The park is roughly rectangular, with a path crossing the centre and linking to the four corners. The main trees are large old London Planes, and it’s lined with bushes to try and divert the noise from the main road next to it. Something that used to be next to the park’s entrance, is a former underground urinal.
In the middle of the park, and very overgrown, is a concrete box, and this is the entrance to a shallow underground bunker, the Civil Defence Report and Control Centre for Paddington Borough that was opened in 1953 as part of the UK’s Cold War defences. The bunker is derelict, but structurally sound and still has some of the old fixtures, such as toilets and power plant equipment intact. It may have been larger than most, as it was used as a bit of a showroom for overseas visitors to show how such things should be built. Designed to survive a modest nuclear attack, it closed in the late 1960s when it became obvious that nuclear weapons were by now so powerful that even deep bunkers wouldn’t survive.

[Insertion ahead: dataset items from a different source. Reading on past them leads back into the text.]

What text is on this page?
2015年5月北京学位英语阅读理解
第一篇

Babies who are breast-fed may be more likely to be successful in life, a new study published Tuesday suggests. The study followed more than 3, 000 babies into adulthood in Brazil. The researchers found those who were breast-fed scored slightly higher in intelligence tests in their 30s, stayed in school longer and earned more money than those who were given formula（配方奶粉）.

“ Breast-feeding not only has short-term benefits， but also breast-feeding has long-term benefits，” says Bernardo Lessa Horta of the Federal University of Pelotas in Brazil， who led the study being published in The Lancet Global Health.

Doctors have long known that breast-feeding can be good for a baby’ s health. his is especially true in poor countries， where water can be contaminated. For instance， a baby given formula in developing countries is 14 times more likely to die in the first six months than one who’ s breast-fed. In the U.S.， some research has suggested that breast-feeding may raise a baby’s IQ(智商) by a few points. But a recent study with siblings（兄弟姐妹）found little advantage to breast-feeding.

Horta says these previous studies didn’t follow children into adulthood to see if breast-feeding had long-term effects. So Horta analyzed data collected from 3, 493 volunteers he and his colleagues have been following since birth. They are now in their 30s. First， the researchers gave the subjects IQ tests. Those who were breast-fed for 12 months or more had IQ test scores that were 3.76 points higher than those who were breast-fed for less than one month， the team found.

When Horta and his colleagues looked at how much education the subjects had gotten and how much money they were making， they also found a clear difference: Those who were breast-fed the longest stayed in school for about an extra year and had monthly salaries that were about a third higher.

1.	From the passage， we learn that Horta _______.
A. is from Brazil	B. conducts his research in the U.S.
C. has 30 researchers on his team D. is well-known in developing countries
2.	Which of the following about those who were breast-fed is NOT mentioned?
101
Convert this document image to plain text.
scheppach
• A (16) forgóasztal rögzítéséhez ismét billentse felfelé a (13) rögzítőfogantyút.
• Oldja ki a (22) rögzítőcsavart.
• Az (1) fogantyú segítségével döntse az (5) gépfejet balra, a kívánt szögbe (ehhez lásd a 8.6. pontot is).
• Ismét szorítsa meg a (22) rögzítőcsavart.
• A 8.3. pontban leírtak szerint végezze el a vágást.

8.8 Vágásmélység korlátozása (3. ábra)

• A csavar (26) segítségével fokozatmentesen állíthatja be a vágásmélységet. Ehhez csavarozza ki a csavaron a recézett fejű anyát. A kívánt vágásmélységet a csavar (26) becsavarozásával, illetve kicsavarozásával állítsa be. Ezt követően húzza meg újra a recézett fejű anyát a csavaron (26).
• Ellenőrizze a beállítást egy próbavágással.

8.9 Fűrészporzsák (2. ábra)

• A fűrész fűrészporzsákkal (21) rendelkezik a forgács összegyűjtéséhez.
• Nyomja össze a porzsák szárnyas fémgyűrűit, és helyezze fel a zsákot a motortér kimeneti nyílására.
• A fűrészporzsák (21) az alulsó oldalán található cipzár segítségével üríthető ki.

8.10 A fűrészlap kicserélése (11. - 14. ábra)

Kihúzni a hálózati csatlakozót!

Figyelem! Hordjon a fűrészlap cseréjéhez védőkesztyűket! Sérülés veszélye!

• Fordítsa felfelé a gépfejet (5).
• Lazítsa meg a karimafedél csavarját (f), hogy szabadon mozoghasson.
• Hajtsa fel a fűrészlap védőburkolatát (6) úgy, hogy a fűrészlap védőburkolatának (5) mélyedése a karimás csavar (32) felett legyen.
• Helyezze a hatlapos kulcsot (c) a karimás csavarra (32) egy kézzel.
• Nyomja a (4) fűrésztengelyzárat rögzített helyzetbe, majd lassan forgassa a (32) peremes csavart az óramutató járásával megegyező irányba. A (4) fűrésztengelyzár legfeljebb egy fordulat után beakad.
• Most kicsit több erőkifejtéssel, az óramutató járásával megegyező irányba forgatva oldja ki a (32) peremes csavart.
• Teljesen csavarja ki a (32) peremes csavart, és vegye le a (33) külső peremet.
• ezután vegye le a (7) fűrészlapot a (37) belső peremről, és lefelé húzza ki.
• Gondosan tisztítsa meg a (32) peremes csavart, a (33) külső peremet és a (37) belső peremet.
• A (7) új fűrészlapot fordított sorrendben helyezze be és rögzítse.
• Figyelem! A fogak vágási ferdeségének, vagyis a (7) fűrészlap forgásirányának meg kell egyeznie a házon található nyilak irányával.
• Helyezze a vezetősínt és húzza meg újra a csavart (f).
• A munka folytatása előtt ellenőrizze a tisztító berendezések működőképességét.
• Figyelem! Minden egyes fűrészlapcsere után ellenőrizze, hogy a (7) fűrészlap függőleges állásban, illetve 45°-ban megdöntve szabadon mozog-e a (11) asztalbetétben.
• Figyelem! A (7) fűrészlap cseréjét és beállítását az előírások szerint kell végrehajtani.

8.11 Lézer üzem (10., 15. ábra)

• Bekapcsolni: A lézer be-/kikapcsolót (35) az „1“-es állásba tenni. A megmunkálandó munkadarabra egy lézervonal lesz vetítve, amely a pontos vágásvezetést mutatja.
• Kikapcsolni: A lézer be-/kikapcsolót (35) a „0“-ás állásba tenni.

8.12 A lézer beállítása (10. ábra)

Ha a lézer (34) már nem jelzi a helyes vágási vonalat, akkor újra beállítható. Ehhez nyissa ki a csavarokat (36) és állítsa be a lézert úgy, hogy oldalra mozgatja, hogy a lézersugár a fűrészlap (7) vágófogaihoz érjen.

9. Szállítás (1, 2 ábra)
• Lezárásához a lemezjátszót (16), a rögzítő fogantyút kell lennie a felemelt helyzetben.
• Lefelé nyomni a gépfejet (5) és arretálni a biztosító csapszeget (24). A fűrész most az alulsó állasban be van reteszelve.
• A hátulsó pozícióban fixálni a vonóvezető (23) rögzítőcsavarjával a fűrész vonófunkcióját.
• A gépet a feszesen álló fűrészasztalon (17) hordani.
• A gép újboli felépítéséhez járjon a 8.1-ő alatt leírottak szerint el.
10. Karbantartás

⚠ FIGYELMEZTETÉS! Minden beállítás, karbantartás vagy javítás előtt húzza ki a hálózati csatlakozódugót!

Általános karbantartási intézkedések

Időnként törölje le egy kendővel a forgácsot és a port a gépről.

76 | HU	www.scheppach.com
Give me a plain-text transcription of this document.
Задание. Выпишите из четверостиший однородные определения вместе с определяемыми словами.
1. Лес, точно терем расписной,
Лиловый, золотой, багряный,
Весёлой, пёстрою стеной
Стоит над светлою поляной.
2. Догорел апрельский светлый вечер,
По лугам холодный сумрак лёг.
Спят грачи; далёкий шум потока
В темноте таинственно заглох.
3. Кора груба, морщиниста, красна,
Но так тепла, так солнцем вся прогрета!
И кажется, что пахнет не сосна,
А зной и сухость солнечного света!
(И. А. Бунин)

In 1980, there was an attempt to convert the bunker into a rehearsal studio by the record producer, Billy Russell, but failed following strong local opposition to the plans.
“Everyone imagines that young musicians are thugs with leather jackets and chains and motorbikes, but it will be nothing like that. I don’t associate with such people”, he told the Marylebone Mercury, but it wasn’t enough to assuage the local residents, who presumably didn’t want the noise of the busy road next to the park to be spoiled by music in a soundproof bunker.